If something is in the message queue before init is done executing, that timeout will never get called. Timeout means execute only if nothing else happens during. You should be using self() ! timeout
如果在init没有完成之前消息队列里面存在消息,timeout将永远不会调用。应该使用self()!timeout这种方式

Loïc Hoguin(cowboy 作者)

This and sending yourself a message is a bad idea. It will usually work,
until it doesn't, and you will have a very hard time figuring out why.
Instead, start the process using proc_lib:spawn_link or
proc_lib:start_link (depending on whether it needs to be synchronous or
not), then perform your initialization (calling proc_lib:init_ack where
appropriate), and finally calling gen_server:enter_loop.
What this gives you is pretty much the ability to customize the
initialization of your gen_server process.
This is the correct way to do it. Your solution can fail if you receive
a message. Sending yourself a message is subject to race conditions
where you receive a message before you could init.
大体意思说这个方式是bad idea。应该使用proc_lib:spawn_link, proc_lib:start_link, proc_lib:init_ack, gen_server:enter_loop等。

Max Lapshin

Loic is right, but you should understand that you can receive message
before your "self() ! init" message only if you explicitly tell your pid
someone in init() because before the end of init your pid is unknown to
others.
Loic是对的~但是你应该明白除非你在init的过程中将自己的pid告诉其他进程才会在init返回之前接到消息,因为init没有完成之前,pid对其他是未知的。

Loïc Hoguin

(Had problems pasting so hope it's all OK!)

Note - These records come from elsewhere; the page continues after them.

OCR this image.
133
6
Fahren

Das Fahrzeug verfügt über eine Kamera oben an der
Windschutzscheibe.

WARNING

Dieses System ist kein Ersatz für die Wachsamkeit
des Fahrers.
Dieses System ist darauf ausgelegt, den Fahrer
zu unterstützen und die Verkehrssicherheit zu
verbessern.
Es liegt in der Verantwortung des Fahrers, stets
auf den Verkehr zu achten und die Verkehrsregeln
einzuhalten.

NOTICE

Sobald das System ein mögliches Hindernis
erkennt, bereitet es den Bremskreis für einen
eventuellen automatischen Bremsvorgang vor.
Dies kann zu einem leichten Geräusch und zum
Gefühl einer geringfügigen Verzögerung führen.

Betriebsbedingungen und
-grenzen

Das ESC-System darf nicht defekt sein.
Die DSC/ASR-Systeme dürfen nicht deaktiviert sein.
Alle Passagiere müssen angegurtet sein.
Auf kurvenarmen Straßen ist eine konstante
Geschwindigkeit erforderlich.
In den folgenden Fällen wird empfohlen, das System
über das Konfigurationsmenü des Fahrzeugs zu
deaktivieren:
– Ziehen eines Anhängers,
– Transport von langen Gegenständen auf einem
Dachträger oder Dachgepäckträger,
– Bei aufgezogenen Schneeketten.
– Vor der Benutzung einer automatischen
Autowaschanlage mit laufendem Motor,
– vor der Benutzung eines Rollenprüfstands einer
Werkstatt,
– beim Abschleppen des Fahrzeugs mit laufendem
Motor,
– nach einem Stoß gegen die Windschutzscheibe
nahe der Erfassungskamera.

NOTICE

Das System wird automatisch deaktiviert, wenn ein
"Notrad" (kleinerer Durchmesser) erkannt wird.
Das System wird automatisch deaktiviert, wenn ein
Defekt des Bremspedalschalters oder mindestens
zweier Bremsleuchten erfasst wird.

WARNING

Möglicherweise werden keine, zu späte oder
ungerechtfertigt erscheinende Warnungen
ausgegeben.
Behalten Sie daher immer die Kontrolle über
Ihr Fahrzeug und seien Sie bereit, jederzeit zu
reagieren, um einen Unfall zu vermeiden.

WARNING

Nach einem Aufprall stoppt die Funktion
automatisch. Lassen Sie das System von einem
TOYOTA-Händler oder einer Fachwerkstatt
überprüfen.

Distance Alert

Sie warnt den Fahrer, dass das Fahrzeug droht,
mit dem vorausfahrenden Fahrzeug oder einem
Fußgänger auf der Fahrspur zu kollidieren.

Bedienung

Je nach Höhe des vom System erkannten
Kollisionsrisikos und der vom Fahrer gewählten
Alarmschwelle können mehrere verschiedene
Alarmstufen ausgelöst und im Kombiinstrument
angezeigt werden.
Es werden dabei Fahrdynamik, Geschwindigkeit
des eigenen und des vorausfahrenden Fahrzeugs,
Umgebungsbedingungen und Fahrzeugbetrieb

I'm not sure what you wrote there but I can give you two scenarios where
it can fail off the top of my head. The first is very unlikely and can
only fail if you use the 0 timeout, while the second is actually much
easier to observe and can fail with both methods:

P1 calls start_link
P2 init (returns 0 timeout)
P2 yields before calling receive
P1 returns from start_link and sends P2 a message
P2 receives message

And:

P1 calls start_link
P2 in init subscribes to some kind of pubsub PS
PS sends P2 message(s)
P2 returns from init and receive those messages

I'm not sure why your tool doesn't catch the first case, Concuerror
definitely does, and without needing to write all this weird code too. :-)

Here is the module:

1
-module(z).
-behaviour(gen_server).

-export([start_link/0]).

%% Operational API
-export([read/0]).

%% gen_server API
-export([
          init/1,
          handle_cast/2,
          handle_call/3,
          terminate/2,
          code_change/3,
          handle_info/2,
		 test/0
]).

test() ->
	start_link(),
	ready = read(),
	stop().

%% API
start_link() ->
     gen_server:start({local, ?MODULE}, ?MODULE, [], []).

read() ->
     gen_server:call(?MODULE, read).

stop() ->
	gen_server:call(?MODULE, stop).

%% Callbacks
init([]) ->
     {ok, initializing, 0}.

handle_call(read, _From, State) ->
     {reply, State, State};
handle_call(stop, _, State) ->
	{stop, normal, ok, stop}.

handle_cast(_M, State) ->
     {noreply, State}.

handle_info(timeout, _State) ->
     {noreply, ready}.

terminate(_How, _State) ->
     ok.

code_change(_OldVsn, State, _Extra) ->
     {ok, State}.

(注:handlecall(stop, , State)的State应该是_State, 否则编译不过).

Test

Loic给出了一个module,用concuerror进行了测试,这个模块的init中指定timeout为0,然后handle_info(timeout。。。)并没有触发。
concuerror是一个用来测试erlang中一些看起来没有问题的程序,但是在并行情况下可能发生的问题的工具。
参考
官网
concuerror tutorial
github
以下是我运行的结果。

1
youthy@youthy:~/code/Concuerror$ ./concuerror -f "../etest/z.erl" -m z -t test --after_timeout 1000 
concuerror: WARNING: file ../etest/z.erl shadows the default ./z.beam
Concuerror started at 31 Jul 2015 07:21:55
Writing results in concuerror_report.txt

Info: Instrumented z
Info: Instrumented io_lib
Info: Instrumented gen_server
Info: Instrumented gen
Info: Instrumented proc_lib
Info: Instrumented erlang
Info: Instrumented init
Info: Instrumented sys
Info: You can see pairs of racing instructions (in the report and --graph) with '--show_races true'
Error: Stop testing on first error. (Check '-h keep_going').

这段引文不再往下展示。